College of Pharmacy
81 Biocompatibility of Micellar and Liposomal Formulations of Hydrophobic Drugs for use with Extracorporeal Membrane Oxygenation (ECMO) Circuits
Jane Staples; Nitish Khurana; Kamiya Watkins; Debika Ghatak; Venkata Yellepeddi; Kevin Watt; and Hamidreza Ghandehari
Faculty Mentor: Nitish Khurana (Pharmaceutics & Pharmaceutical Chemistry, University of Utah)

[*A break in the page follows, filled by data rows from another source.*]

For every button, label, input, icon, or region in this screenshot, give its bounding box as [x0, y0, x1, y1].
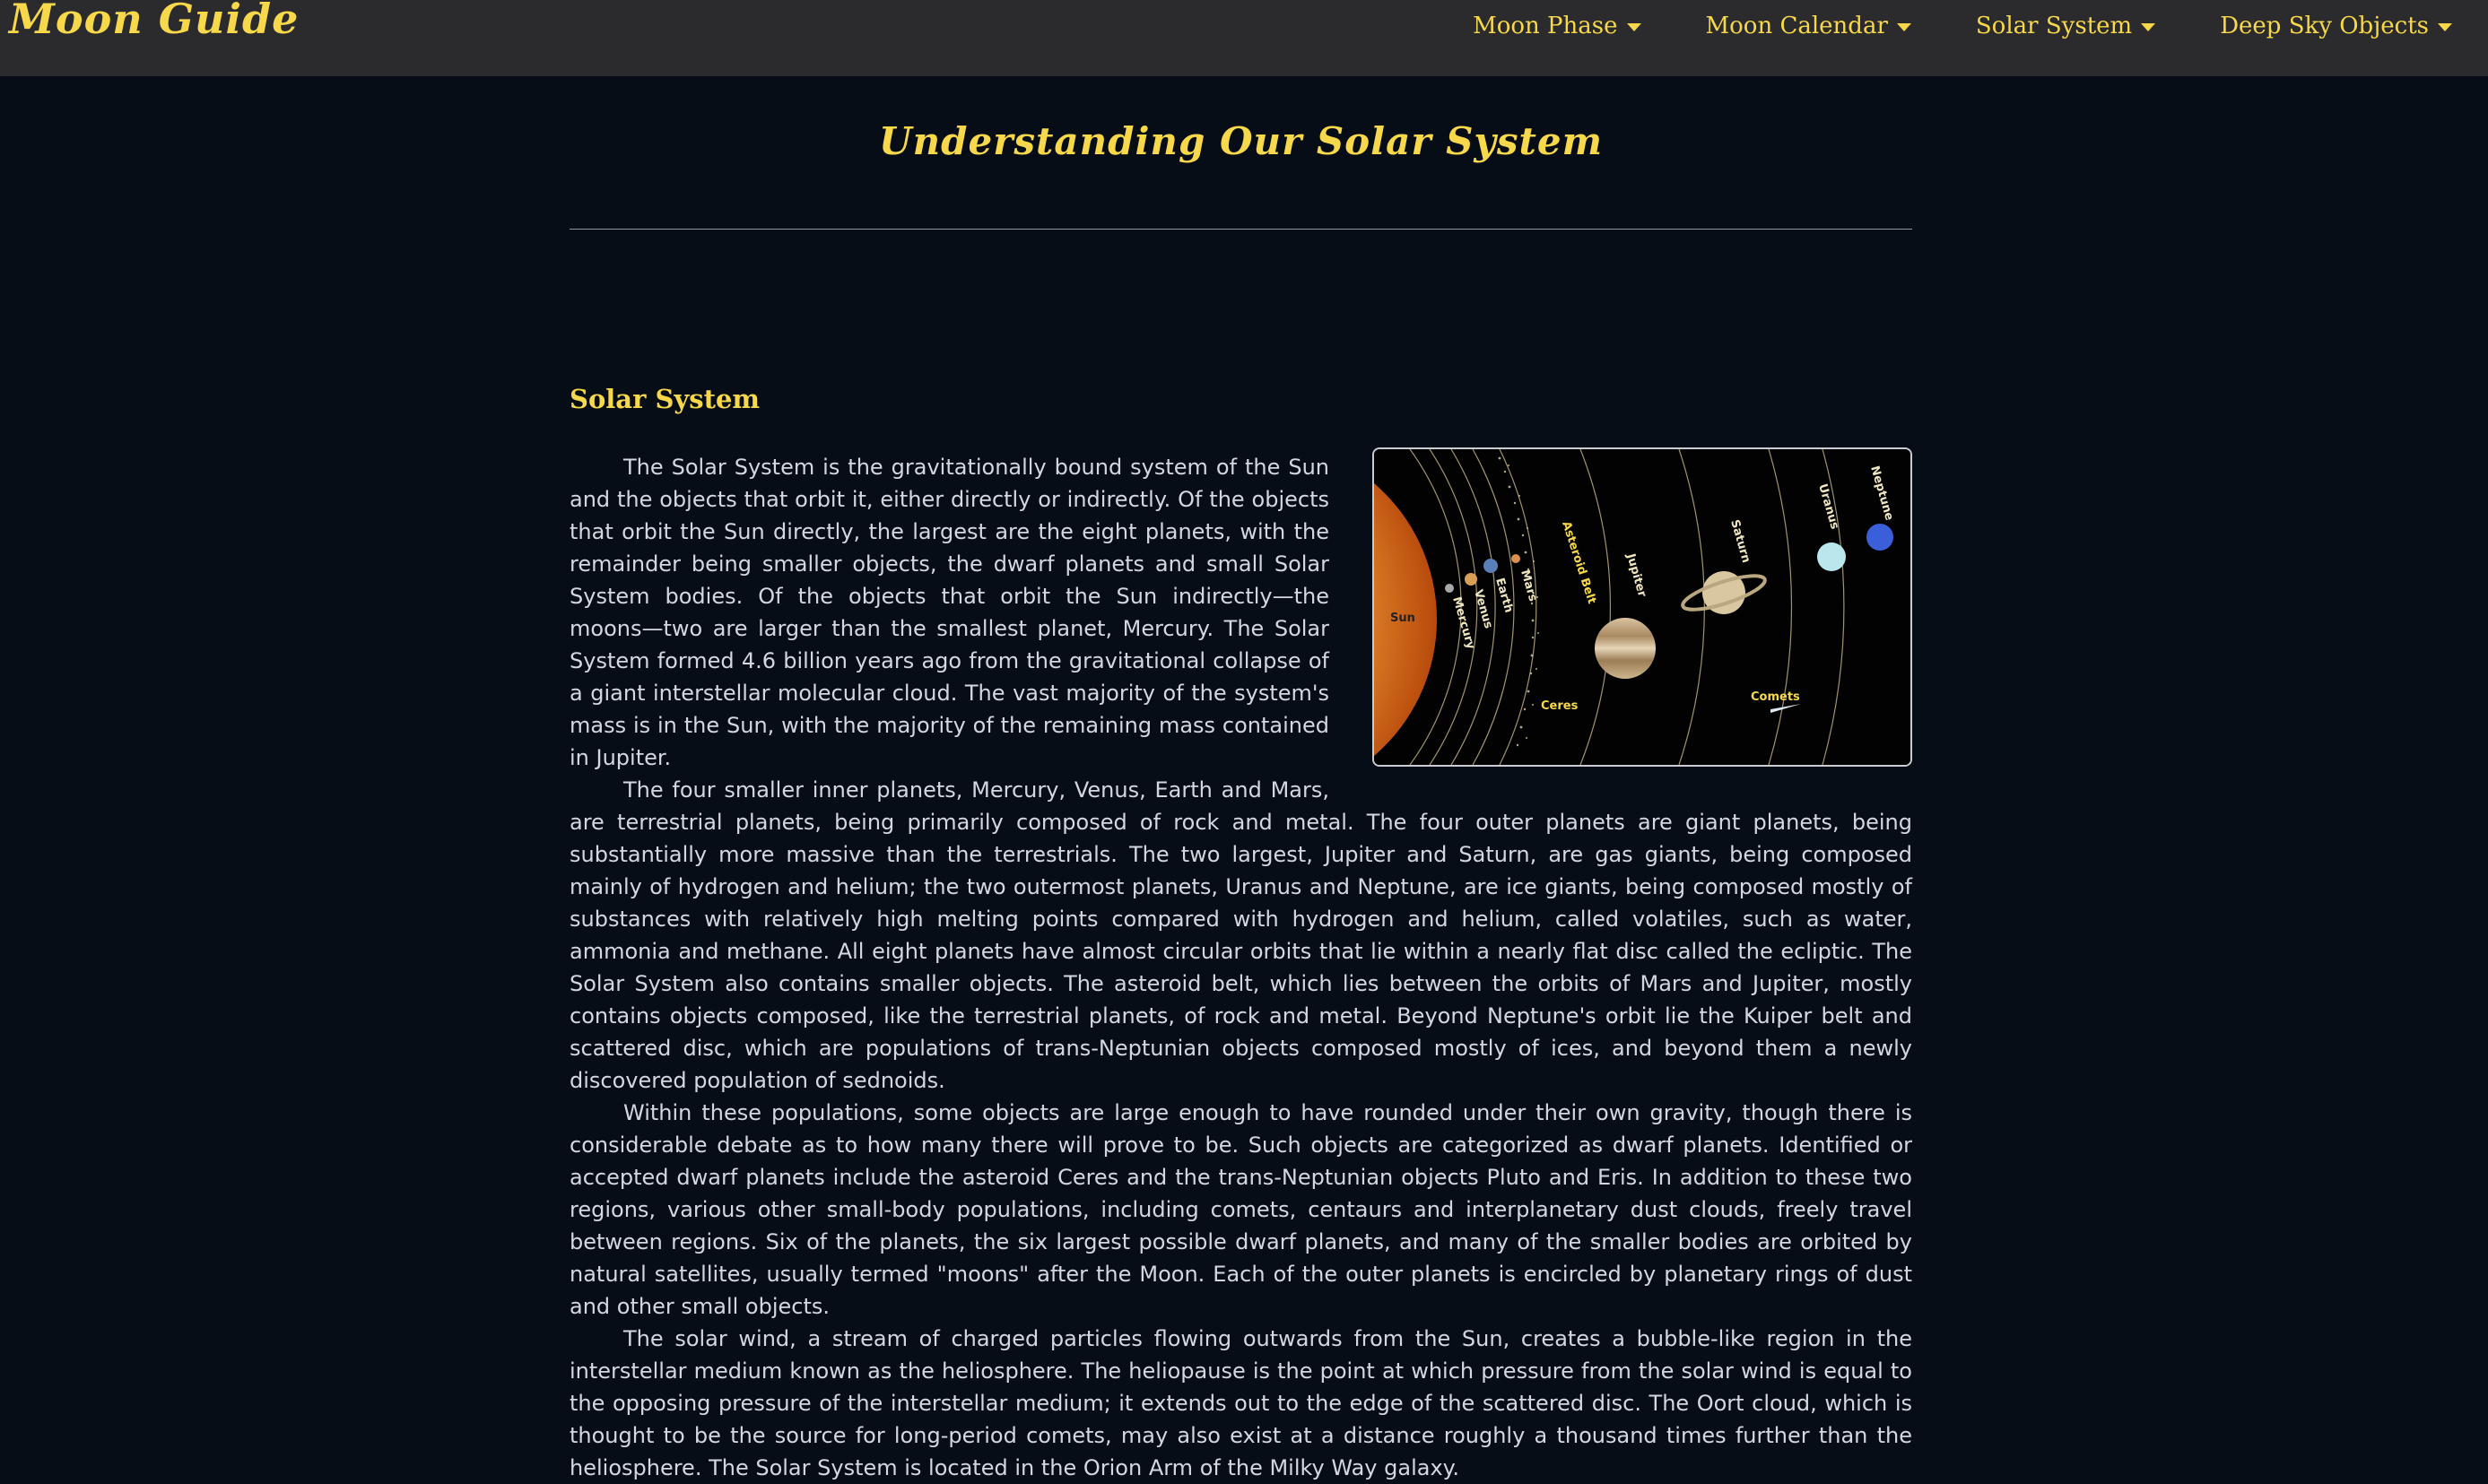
paragraph: The four smaller inner planets, Mercury,…: [570, 777, 1912, 1093]
mercury-shape: [1445, 584, 1454, 593]
caret-down-icon: [1626, 22, 1641, 31]
nav-item-label: Deep Sky Objects: [2220, 13, 2429, 39]
nav-item-solar-system[interactable]: Solar System: [1975, 13, 2156, 39]
main-content: Understanding Our Solar System Solar Sys…: [570, 76, 1912, 1484]
uranus-shape: [1817, 542, 1846, 571]
earth-shape: [1483, 559, 1498, 573]
nav-item-label: Moon Phase: [1473, 13, 1618, 39]
article-body: Sun Mercury Venus Earth Mars Asteroid Be…: [570, 447, 1912, 1484]
nav-item-deep-sky-objects[interactable]: Deep Sky Objects: [2220, 13, 2452, 39]
nav-item-moon-calendar[interactable]: Moon Calendar: [1706, 13, 1911, 39]
caret-down-icon: [1896, 22, 1911, 31]
neptune-shape: [1866, 524, 1893, 551]
sun-label: Sun: [1390, 612, 1415, 625]
top-navbar: Moon Guide Moon Phase Moon Calendar Sola…: [0, 0, 2488, 76]
caret-down-icon: [2141, 22, 2156, 31]
mars-shape: [1511, 554, 1520, 563]
brand-logo-link[interactable]: Moon Guide: [9, 0, 299, 43]
comets-label: Comets: [1751, 690, 1800, 704]
nav-item-label: Moon Calendar: [1705, 13, 1888, 39]
nav-menu: Moon Phase Moon Calendar Solar System De…: [1408, 0, 2452, 52]
solar-system-illustration: Sun Mercury Venus Earth Mars Asteroid Be…: [1374, 449, 1910, 765]
nav-item-moon-phase[interactable]: Moon Phase: [1473, 13, 1641, 39]
paragraph: The solar wind, a stream of charged part…: [570, 1326, 1912, 1480]
solar-system-figure: Sun Mercury Venus Earth Mars Asteroid Be…: [1372, 447, 1912, 767]
ceres-label: Ceres: [1541, 699, 1579, 713]
title-divider: [570, 229, 1912, 230]
nav-item-label: Solar System: [1975, 13, 2133, 39]
caret-down-icon: [2438, 22, 2452, 31]
venus-shape: [1465, 573, 1477, 586]
jupiter-shape: [1595, 618, 1656, 679]
paragraph: Within these populations, some objects a…: [570, 1100, 1912, 1319]
section-title: Solar System: [570, 384, 761, 414]
page-title: Understanding Our Solar System: [878, 119, 1604, 163]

Extracorporeal membrane oxygenation (ECMO) is a cardiopulmonary bypass device used for critically ill patients with refractory heart and lung failure. Although the technology is lifesaving, dosing information for ECMO supported patients is highly variable. Dosing can differ for ECMO patients because the ECMO circuit components can adsorb the drugs, resulting in suboptimal drug exposure. Hydrophobic drugs are extremely vulnerable to getting adsorbed on the ECMO circuits, due to interaction of hydrophobic drugs with hydrophobic surfaces of ECMO circuit components. Micellar or liposomal encapsulation of the drug can reduce adsorption. The hydrophobic drug is packaged within the hydrophilic shell so that hydrophobic interactions with ECMO circuit components are minimized. The goal of this study was to optimize micelle and liposomal formulations of the hydrophobic drugs propofol, a common anesthetic, and furosemide, a diuretic and test their biocompatibility. Propofol and furosemide were encapsulated in triblock copolymers forming micelles: Kolliphor® P 407 Geismar (P407 MP) or Kolliphor® P 188 Geismar (P188 MP), as well as the following lipids to form liposomes (LP): Dipalmitoylphosphatidylcholine(DPPC), cholesterol, and PEG 2000. Size and polydispersity (PDI) were characterized using Dynamic Light Scattering. Cytocompatibility and hemocompatibility of the formulations were analyzed in human macrophages and human plasma, respectively. Size and low PDI of P407 propofol (25nm; 0.007), P188 propofol (27nm; 0.243), liposomal propofol (141nm; 0.200), P407 furosemide (11nm; 0.020), P188 furosemide (4nm; 0.040), and liposomal furosemide (85nm; 0.200) demonstrated low polydispersity. All formulations were cytocompatible and hemocompatible. These formulations can be tested in an ex-vivo ECMO for their adsorption profile.